After nearly 20 years, London-based Yotel may have finally found the partner it needs to scale.
The hotel brand, which originally launched as an airport accommodation concept at London Gatwick in 2007, quickly earned a reputation for its tech-forward design, efficient use of space and penchant for purple lighting.
Yotel's expansion efforts, however, have been fairly modest, with the brand currently at just 23 properties globally. But a new franchise agreement between Yotel and Hilton, unveiled in mid-March, looks likely to change that.
Under the deal, Yotel has become the first brand within Hilton's new Select by Hilton portfolio, which Hilton said is designed to bring "high-quality, established hotel brands" into the Hilton fold, without requiring them to give up their individual identity or brand management.
Yotel retains control of its brand and operations while gaining access to Hilton's distribution channels, technology platforms and Hilton Honors' nearly 250 million loyalty program members.

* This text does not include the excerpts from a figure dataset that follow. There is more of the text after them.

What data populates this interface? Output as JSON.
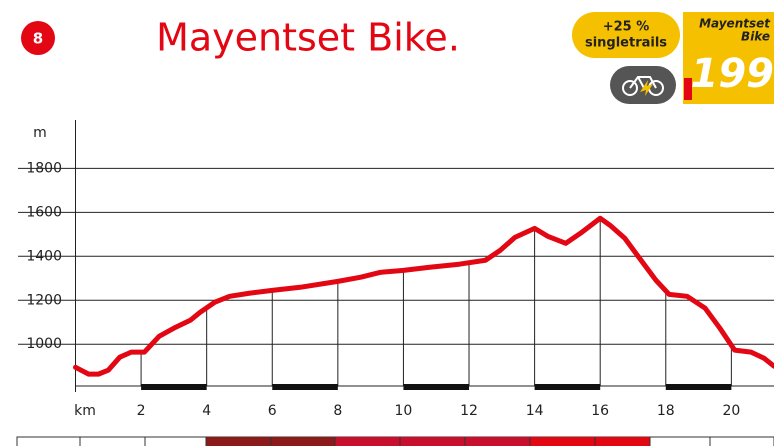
{
  "header": {
    "badge": "8",
    "title": "Mayentset Bike.",
    "tag_line1": "+25 %",
    "tag_line2": "singletrails",
    "route_name_line1": "Mayentset",
    "route_name_line2": "Bike",
    "route_number": "199"
  },
  "chart_data": {
    "type": "line",
    "y_label": "m",
    "x_label": "km",
    "color": "#e30613",
    "x": [
      0,
      0.4,
      0.7,
      1.0,
      1.35,
      1.7,
      2.1,
      2.55,
      3.0,
      3.5,
      3.8,
      4.25,
      4.7,
      5.3,
      6.0,
      6.85,
      8.0,
      8.7,
      9.3,
      10.0,
      10.8,
      11.7,
      12.5,
      12.95,
      13.4,
      14.0,
      14.4,
      14.95,
      15.4,
      16.0,
      16.3,
      16.75,
      17.2,
      17.7,
      18.1,
      18.65,
      19.2,
      19.65,
      20.1,
      20.6,
      21.0,
      21.3
    ],
    "values": [
      895,
      864,
      864,
      882,
      941,
      964,
      964,
      1036,
      1073,
      1109,
      1145,
      1191,
      1218,
      1232,
      1245,
      1259,
      1286,
      1305,
      1327,
      1336,
      1350,
      1364,
      1382,
      1427,
      1486,
      1527,
      1491,
      1459,
      1505,
      1573,
      1541,
      1482,
      1391,
      1291,
      1227,
      1218,
      1164,
      1073,
      973,
      964,
      936,
      900
    ],
    "xlim": [
      0,
      21.3
    ],
    "ylim": [
      810,
      2020
    ],
    "xticks": [
      2,
      4,
      6,
      8,
      10,
      12,
      14,
      16,
      18,
      20
    ],
    "yticks": [
      1000,
      1200,
      1400,
      1600,
      1800
    ],
    "grid": true
  }
}
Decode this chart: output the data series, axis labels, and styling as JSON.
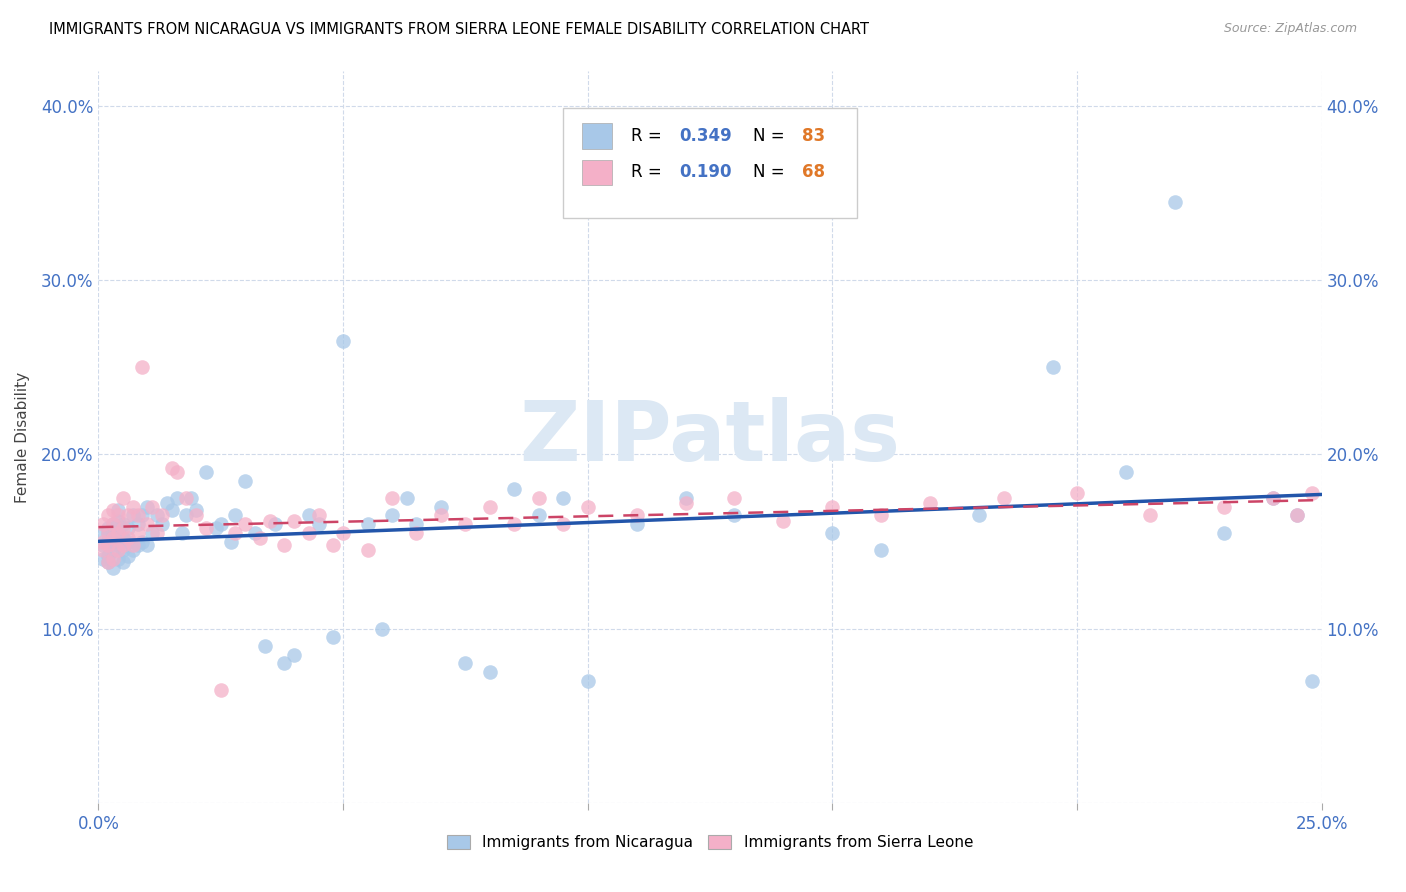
{
  "title": "IMMIGRANTS FROM NICARAGUA VS IMMIGRANTS FROM SIERRA LEONE FEMALE DISABILITY CORRELATION CHART",
  "source": "Source: ZipAtlas.com",
  "ylabel": "Female Disability",
  "xlim": [
    0.0,
    0.25
  ],
  "ylim": [
    0.0,
    0.42
  ],
  "nicaragua_color": "#a8c8e8",
  "nicaragua_line_color": "#2255aa",
  "sierraleone_color": "#f4b0c8",
  "sierraleone_line_color": "#cc4466",
  "tick_color": "#4472c4",
  "grid_color": "#d0daea",
  "watermark": "ZIPatlas",
  "watermark_color": "#dce8f4",
  "legend_border_color": "#cccccc",
  "nicaragua_x": [
    0.001,
    0.001,
    0.001,
    0.002,
    0.002,
    0.002,
    0.002,
    0.002,
    0.003,
    0.003,
    0.003,
    0.003,
    0.003,
    0.004,
    0.004,
    0.004,
    0.004,
    0.004,
    0.005,
    0.005,
    0.005,
    0.005,
    0.006,
    0.006,
    0.006,
    0.007,
    0.007,
    0.008,
    0.008,
    0.009,
    0.009,
    0.01,
    0.01,
    0.011,
    0.012,
    0.013,
    0.014,
    0.015,
    0.016,
    0.017,
    0.018,
    0.019,
    0.02,
    0.022,
    0.024,
    0.025,
    0.027,
    0.028,
    0.03,
    0.032,
    0.034,
    0.036,
    0.038,
    0.04,
    0.043,
    0.045,
    0.048,
    0.05,
    0.055,
    0.058,
    0.06,
    0.063,
    0.065,
    0.07,
    0.075,
    0.08,
    0.085,
    0.09,
    0.095,
    0.1,
    0.11,
    0.12,
    0.13,
    0.15,
    0.16,
    0.18,
    0.195,
    0.21,
    0.22,
    0.23,
    0.24,
    0.245,
    0.248
  ],
  "nicaragua_y": [
    0.14,
    0.148,
    0.155,
    0.138,
    0.142,
    0.15,
    0.155,
    0.158,
    0.135,
    0.145,
    0.15,
    0.155,
    0.16,
    0.14,
    0.148,
    0.155,
    0.162,
    0.168,
    0.138,
    0.145,
    0.152,
    0.16,
    0.142,
    0.15,
    0.158,
    0.145,
    0.165,
    0.148,
    0.16,
    0.15,
    0.165,
    0.148,
    0.17,
    0.155,
    0.165,
    0.16,
    0.172,
    0.168,
    0.175,
    0.155,
    0.165,
    0.175,
    0.168,
    0.19,
    0.158,
    0.16,
    0.15,
    0.165,
    0.185,
    0.155,
    0.09,
    0.16,
    0.08,
    0.085,
    0.165,
    0.16,
    0.095,
    0.265,
    0.16,
    0.1,
    0.165,
    0.175,
    0.16,
    0.17,
    0.08,
    0.075,
    0.18,
    0.165,
    0.175,
    0.07,
    0.16,
    0.175,
    0.165,
    0.155,
    0.145,
    0.165,
    0.25,
    0.19,
    0.345,
    0.155,
    0.175,
    0.165,
    0.07
  ],
  "sierraleone_x": [
    0.001,
    0.001,
    0.001,
    0.002,
    0.002,
    0.002,
    0.002,
    0.003,
    0.003,
    0.003,
    0.003,
    0.004,
    0.004,
    0.004,
    0.005,
    0.005,
    0.005,
    0.006,
    0.006,
    0.007,
    0.007,
    0.008,
    0.008,
    0.009,
    0.01,
    0.011,
    0.012,
    0.013,
    0.015,
    0.016,
    0.018,
    0.02,
    0.022,
    0.025,
    0.028,
    0.03,
    0.033,
    0.035,
    0.038,
    0.04,
    0.043,
    0.045,
    0.048,
    0.05,
    0.055,
    0.06,
    0.065,
    0.07,
    0.075,
    0.08,
    0.085,
    0.09,
    0.095,
    0.1,
    0.11,
    0.12,
    0.13,
    0.14,
    0.15,
    0.16,
    0.17,
    0.185,
    0.2,
    0.215,
    0.23,
    0.24,
    0.245,
    0.248
  ],
  "sierraleone_y": [
    0.145,
    0.15,
    0.16,
    0.138,
    0.148,
    0.155,
    0.165,
    0.14,
    0.152,
    0.16,
    0.168,
    0.145,
    0.155,
    0.165,
    0.148,
    0.158,
    0.175,
    0.152,
    0.165,
    0.148,
    0.17,
    0.155,
    0.165,
    0.25,
    0.16,
    0.17,
    0.155,
    0.165,
    0.192,
    0.19,
    0.175,
    0.165,
    0.158,
    0.065,
    0.155,
    0.16,
    0.152,
    0.162,
    0.148,
    0.162,
    0.155,
    0.165,
    0.148,
    0.155,
    0.145,
    0.175,
    0.155,
    0.165,
    0.16,
    0.17,
    0.16,
    0.175,
    0.16,
    0.17,
    0.165,
    0.172,
    0.175,
    0.162,
    0.17,
    0.165,
    0.172,
    0.175,
    0.178,
    0.165,
    0.17,
    0.175,
    0.165,
    0.178
  ]
}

Yotel CEO Phil Andreopoulos -- who was appointed to the role late last year by the brand's majority stakeholder, Kuwait's Al-Bahar Group -- said the partnership marks a turning point for Yotel. In addition to its core, city-center Yotel concept, the brand also encompasses Yotelair, which offers short-stay airport accommodations bookable from four hours, and Yotelpad, an extended-stay concept with apartment-style accommodations.
"We see this collaboration with Hilton as a key driver of our next phase of growth, enhancing performance across our portfolio, strengthening relationships with existing and prospective owners and building brand visibility in new markets," he said, adding that Yotel aims to triple its portfolio to 100 hotels over the next five years, with a focus on opportunities in Europe, North America and Asia-Pacific.
Future Yotels in markets like Kuala Lumpur, Athens, Belfast, Lisbon and Saudi Arabia are already in the pipeline.
A niche gets a boost
For analysts, the partnership addresses a central challenge for many smaller hotel groups with limited reach.
"When you're subscale, it's tough," said Robert Cole, Phocuswright's senior research analyst for lodging and leisure. Before the Hilton affiliation, said Cole, developers may have struggled to get lenders on board with a lesser-known brand.
"Now, all of a sudden, you go to the bank and say, 'Hilton's behind it,' and that changes everything," said Cole.
John W. O'Neill, a professor and director of Pennsylvania State University's Hospitality Real Estate Strategy Group, echoed that sentiment, pointing out that Yotel's distinctiveness could have been something of a double-edged sword, with developers adopting a wait-and-see approach toward a concept they may have viewed as "a little strange."
"They're what you'd get if micro hotels married airport lounges," he said. "Their guestrooms are called cabins, they're very compact, and their lobbies are like high-tech airport lounges. They're doing something different." (The rooms in the company's Yotelair airport hotels are called cabins.)
Because Yotel's properties are so different from a standard hotel, the brand can't easily grow through conversions, unlike other select-service hotel brands, he added. And according to O'Neill, Yotel's concentration in downtown and airport locations meant the pandemic likely hit its pipeline particularly hard.
Despite those obstacles, O'Neill also sees upside in Yotel's uniqueness.
"It's a unique niche that's different enough from Hilton's existing brands, so Hilton and Yotel can both synergistically benefit from growth," he said.
Phocuswright's Cole added that Yotel's small-footprint rooms are a big part of the brand's appeal, particularly at a time when new hotel development is increasingly costly.
"They're very efficient," he said. "The rooms have a really, really tiny footprint -- not a pod, but getting close to a pod hotel. And you can generate really good revenue on a per-square-foot basis, which is fantastic."